Но по прошествии времени моя злость стала проходить. А когда и третий месяц пошел на исход, я ощутила, что начинаю оттаивать. Много же мне времени понадобилось, черт побери. Некоторые товарищи от такого времяпрепровождения тупеют или одуревают от монотонности, не выдерживая одиночества. Я не относилась к таким индивидам. Я не одурела и не отупела. Мне было здорово в моем мирке, главным собеседником в котором были книги и история человечества, которую я впитывала в себя из книг, с которой спорила, внутренне терзая свое второе «я». Мне понадобилось много времени. Но вот оно прошло. Наверное, мне на самом деле требовался отдых. И я отдохнула. Я вполне справилась с собой. Я даже успела позвонить юристу и сообщить, что, в общем-то, нахожусь в состоянии готовности. Я успела до прихода Кондратьева. И когда увидела его, то поняла, что еще не все закончено.
…Когда я вернулась на кухню, Кондратьев уже сам разливал по чашкам горячий чай.

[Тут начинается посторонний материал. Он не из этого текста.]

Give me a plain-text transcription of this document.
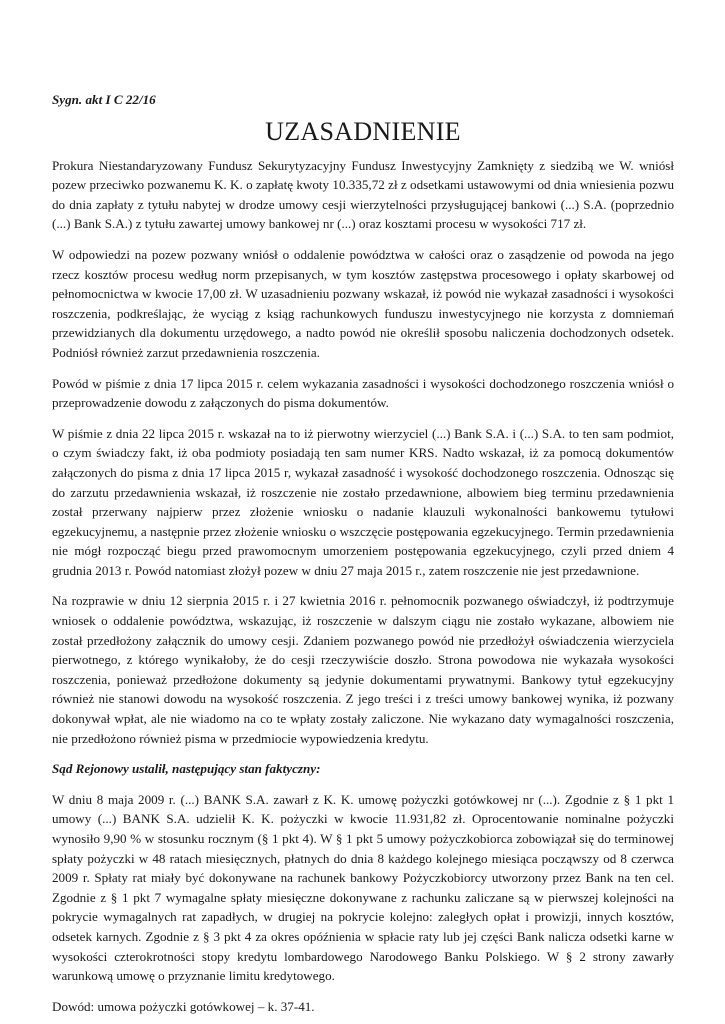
Sygn. akt I C 22/16

UZASADNIENIE

Prokura Niestandaryzowany Fundusz Sekurytyzacyjny Fundusz Inwestycyjny Zamknięty z siedzibą we W. wniósł pozew przeciwko pozwanemu K. K. o zapłatę kwoty 10.335,72 zł z odsetkami ustawowymi od dnia wniesienia pozwu do dnia zapłaty z tytułu nabytej w drodze umowy cesji wierzytelności przysługującej bankowi (...) S.A. (poprzednio (...) Bank S.A.) z tytułu zawartej umowy bankowej nr (...) oraz kosztami procesu w wysokości 717 zł.

W odpowiedzi na pozew pozwany wniósł o oddalenie powództwa w całości oraz o zasądzenie od powoda na jego rzecz kosztów procesu według norm przepisanych, w tym kosztów zastępstwa procesowego i opłaty skarbowej od pełnomocnictwa w kwocie 17,00 zł. W uzasadnieniu pozwany wskazał, iż powód nie wykazał zasadności i wysokości roszczenia, podkreślając, że wyciąg z ksiąg rachunkowych funduszu inwestycyjnego nie korzysta z domniemań przewidzianych dla dokumentu urzędowego, a nadto powód nie określił sposobu naliczenia dochodzonych odsetek. Podniósł również zarzut przedawnienia roszczenia.

Powód w piśmie z dnia 17 lipca 2015 r. celem wykazania zasadności i wysokości dochodzonego roszczenia wniósł o przeprowadzenie dowodu z załączonych do pisma dokumentów.

W piśmie z dnia 22 lipca 2015 r. wskazał na to iż pierwotny wierzyciel (...) Bank S.A. i (...) S.A. to ten sam podmiot, o czym świadczy fakt, iż oba podmioty posiadają ten sam numer KRS. Nadto wskazał, iż za pomocą dokumentów załączonych do pisma z dnia 17 lipca 2015 r, wykazał zasadność i wysokość dochodzonego roszczenia. Odnosząc się do zarzutu przedawnienia wskazał, iż roszczenie nie zostało przedawnione, albowiem bieg terminu przedawnienia został przerwany najpierw przez złożenie wniosku o nadanie klauzuli wykonalności bankowemu tytułowi egzekucyjnemu, a następnie przez złożenie wniosku o wszczęcie postępowania egzekucyjnego. Termin przedawnienia nie mógł rozpocząć biegu przed prawomocnym umorzeniem postępowania egzekucyjnego, czyli przed dniem 4 grudnia 2013 r. Powód natomiast złożył pozew w dniu 27 maja 2015 r., zatem roszczenie nie jest przedawnione.

Na rozprawie w dniu 12 sierpnia 2015 r. i 27 kwietnia 2016 r. pełnomocnik pozwanego oświadczył, iż podtrzymuje wniosek o oddalenie powództwa, wskazując, iż roszczenie w dalszym ciągu nie zostało wykazane, albowiem nie został przedłożony załącznik do umowy cesji. Zdaniem pozwanego powód nie przedłożył oświadczenia wierzyciela pierwotnego, z którego wynikałoby, że do cesji rzeczywiście doszło. Strona powodowa nie wykazała wysokości roszczenia, ponieważ przedłożone dokumenty są jedynie dokumentami prywatnymi. Bankowy tytuł egzekucyjny również nie stanowi dowodu na wysokość roszczenia. Z jego treści i z treści umowy bankowej wynika, iż pozwany dokonywał wpłat, ale nie wiadomo na co te wpłaty zostały zaliczone. Nie wykazano daty wymagalności roszczenia, nie przedłożono również pisma w przedmiocie wypowiedzenia kredytu.

Sąd Rejonowy ustalił, następujący stan faktyczny:

W dniu 8 maja 2009 r. (...) BANK S.A. zawarł z K. K. umowę pożyczki gotówkowej nr (...). Zgodnie z § 1 pkt 1 umowy (...) BANK S.A. udzielił K. K. pożyczki w kwocie 11.931,82 zł. Oprocentowanie nominalne pożyczki wynosiło 9,90 % w stosunku rocznym (§ 1 pkt 4). W § 1 pkt 5 umowy pożyczkobiorca zobowiązał się do terminowej spłaty pożyczki w 48 ratach miesięcznych, płatnych do dnia 8 każdego kolejnego miesiąca począwszy od 8 czerwca 2009 r. Spłaty rat miały być dokonywane na rachunek bankowy Pożyczkobiorcy utworzony przez Bank na ten cel. Zgodnie z § 1 pkt 7 wymagalne spłaty miesięczne dokonywane z rachunku zaliczane są w pierwszej kolejności na pokrycie wymagalnych rat zapadłych, w drugiej na pokrycie kolejno: zaległych opłat i prowizji, innych kosztów, odsetek karnych. Zgodnie z § 3 pkt 4 za okres opóźnienia w spłacie raty lub jej części Bank nalicza odsetki karne w wysokości czterokrotności stopy kredytu lombardowego Narodowego Banku Polskiego. W § 2 strony zawarły warunkową umowę o przyznanie limitu kredytowego.

Dowód: umowa pożyczki gotówkowej – k. 37-41.
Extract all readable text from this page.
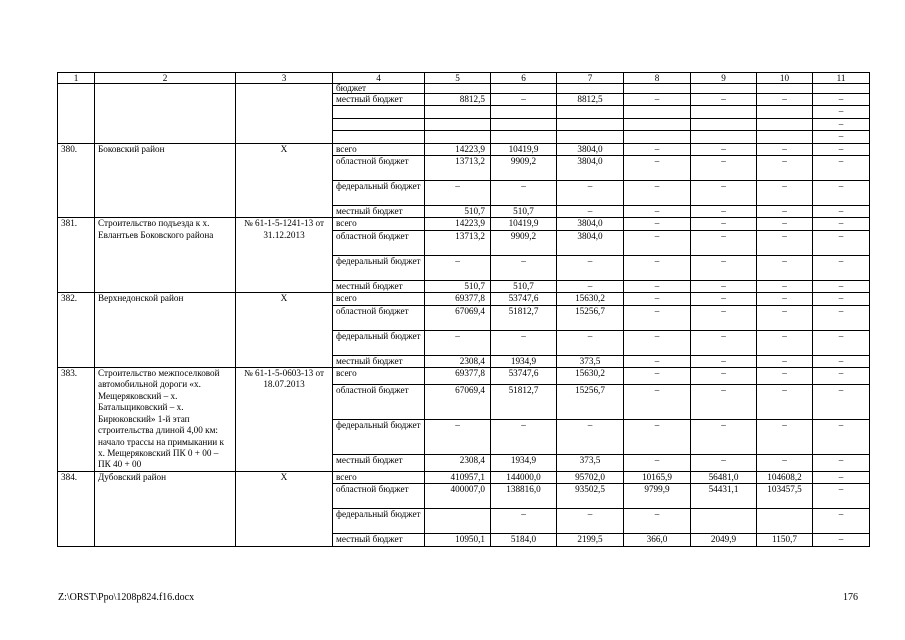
1	2	3	4	5	6	7	8	9	10	11
			бюджет							
			местный бюджет	8812,5	–	8812,5	–	–	–	–
										–
										–
										–
380.	Боковский район	Х	всего	14223,9	10419,9	3804,0	–	–	–	–
			областной бюджет	13713,2	9909,2	3804,0	–	–	–	–
			федеральный бюджет	–	–	–	–	–	–	–
			местный бюджет	510,7	510,7	–	–	–	–	–
381.	Строительство подъезда к х. Евлантьев Боковского района	№ 61-1-5-1241-13 от 31.12.2013	всего	14223,9	10419,9	3804,0	–	–	–	–
			областной бюджет	13713,2	9909,2	3804,0	–	–	–	–
			федеральный бюджет	–	–	–	–	–	–	–
			местный бюджет	510,7	510,7	–	–	–	–	–
382.	Верхнедонской район	Х	всего	69377,8	53747,6	15630,2	–	–	–	–
			областной бюджет	67069,4	51812,7	15256,7	–	–	–	–
			федеральный бюджет	–	–	–	–	–	–	–
			местный бюджет	2308,4	1934,9	373,5	–	–	–	–
383.	Строительство межпоселковой автомобильной дороги «х. Мещеряковский – х. Батальщиковский – х. Бирюковский» 1-й этап строительства длиной 4,00 км: начало трассы на примыкании к х. Мещеряковский ПК 0 + 00 – ПК 40 + 00	№ 61-1-5-0603-13 от 18.07.2013	всего	69377,8	53747,6	15630,2	–	–	–	–
			областной бюджет	67069,4	51812,7	15256,7	–	–	–	–
			федеральный бюджет	–	–	–	–	–	–	–
			местный бюджет	2308,4	1934,9	373,5	–	–	–	–
384.	Дубовский район	Х	всего	410957,1	144000,0	95702,0	10165,9	56481,0	104608,2	–
			областной бюджет	400007,0	138816,0	93502,5	9799,9	54431,1	103457,5	–
			федеральный бюджет		–	–	–			–
			местный бюджет	10950,1	5184,0	2199,5	366,0	2049,9	1150,7	–
Z:\ORST\Ppo\1208p824.f16.docx	176
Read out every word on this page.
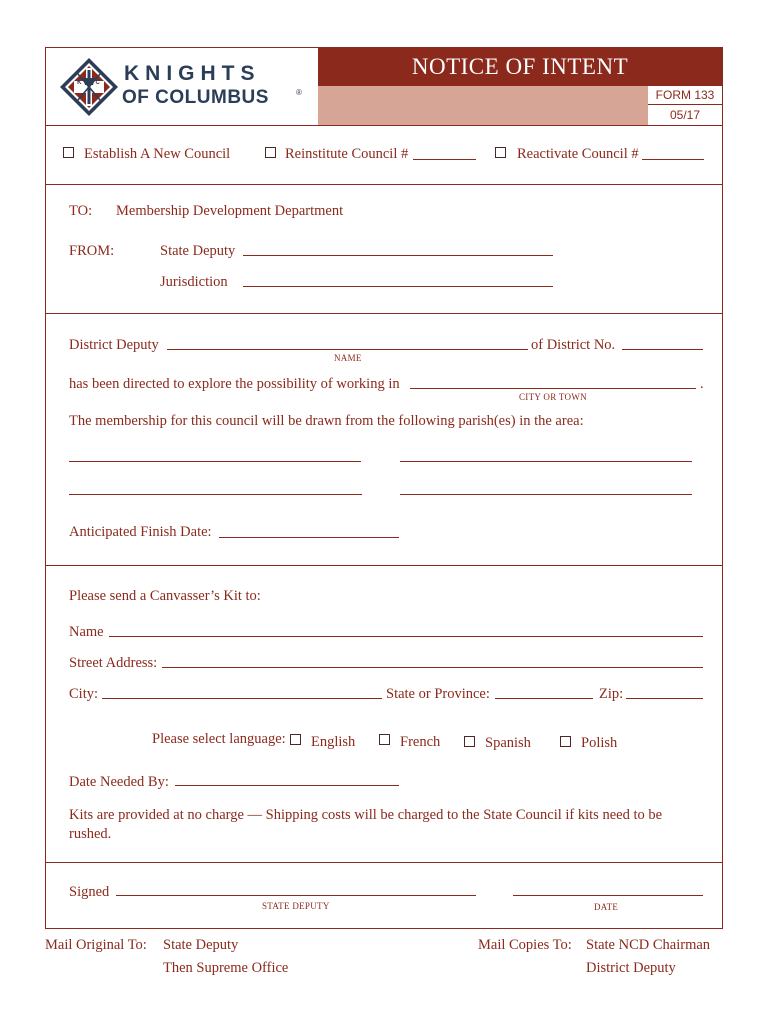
K of C	KNIGHTS
OF COLUMBUS	®
NOTICE OF INTENT
FORM 133
05/17
Establish A New Council	Reinstitute Council #	Reactivate Council #
TO: Membership Development Department
FROM:	State Deputy
Jurisdiction
District Deputy
NAME
of District No.
has been directed to explore the possibility of working in	.
CITY OR TOWN
The membership for this council will be drawn from the following parish(es) in the area:
Anticipated Finish Date:
Please send a Canvasser’s Kit to:
Name
Street Address:
City:	State or Province:	Zip:
Please select language: English	French	Spanish	Polish
Date Needed By:
Kits are provided at no charge — Shipping costs will be charged to the State Council if kits need to be
rushed.
Signed
STATE DEPUTY	DATE
Mail Original To: State Deputy
Then Supreme Office
Mail Copies To: State NCD Chairman
District Deputy
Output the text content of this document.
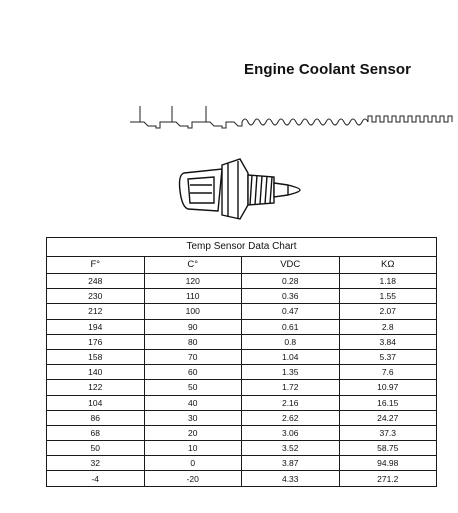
Engine Coolant Sensor
Temp Sensor Data Chart			
F°	C°	VDC	KΩ
248	120	0.28	1.18
230	110	0.36	1.55
212	100	0.47	2.07
194	90	0.61	2.8
176	80	0.8	3.84
158	70	1.04	5.37
140	60	1.35	7.6
122	50	1.72	10.97
104	40	2.16	16.15
86	30	2.62	24.27
68	20	3.06	37.3
50	10	3.52	58.75
32	0	3.87	94.98
-4	-20	4.33	271.2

— Сначала чай, — оглянулся он в мою сторону. — А потом остальное.
Я не стала заострять внимание, что он подразумевает под «остальным». Чай так чай. Хотя я бы предпочла свой напиток — кофе.
— Ты не ответила на мой вопрос, — усаживаясь на угловой диван и притягивая к себе блюдечко с чашкой, заявил он.
— Насчёт Лазутина?
— Он ведь тебе остался должен, — подлил масла в огонь Кондратьев. — И не только в финансовом смысле.
— Человек в конце концов, со многими вещами смиряется.
— Так, да? — Кондратьев неодобрительно покачал головой, сделал несколько глотков, довольно крякнул и проницательно посмотрел на меня. А затем выдал информацию, с которой заявился ко мне: — Марина оказалась права. Лазутин всплыл в Туапсе. Неделю назад.
Значит, он жив и здравствует. Впрочем, он этого и хотел. Он к этому стремился — этот мерзавец. И добился своего.
— Долго же этого пришлось ждать, — вздохнула я, вроде бы не проявляя к данным сведениям никакого интереса.
— Долго… Неделю назад некто купил яхту «Бригантина». Ту, о которой упоминала Марина. До этого она была никому не нужна по причине слишком крутой цены, которую за нее заламывал хозяин. И вот её приобрели.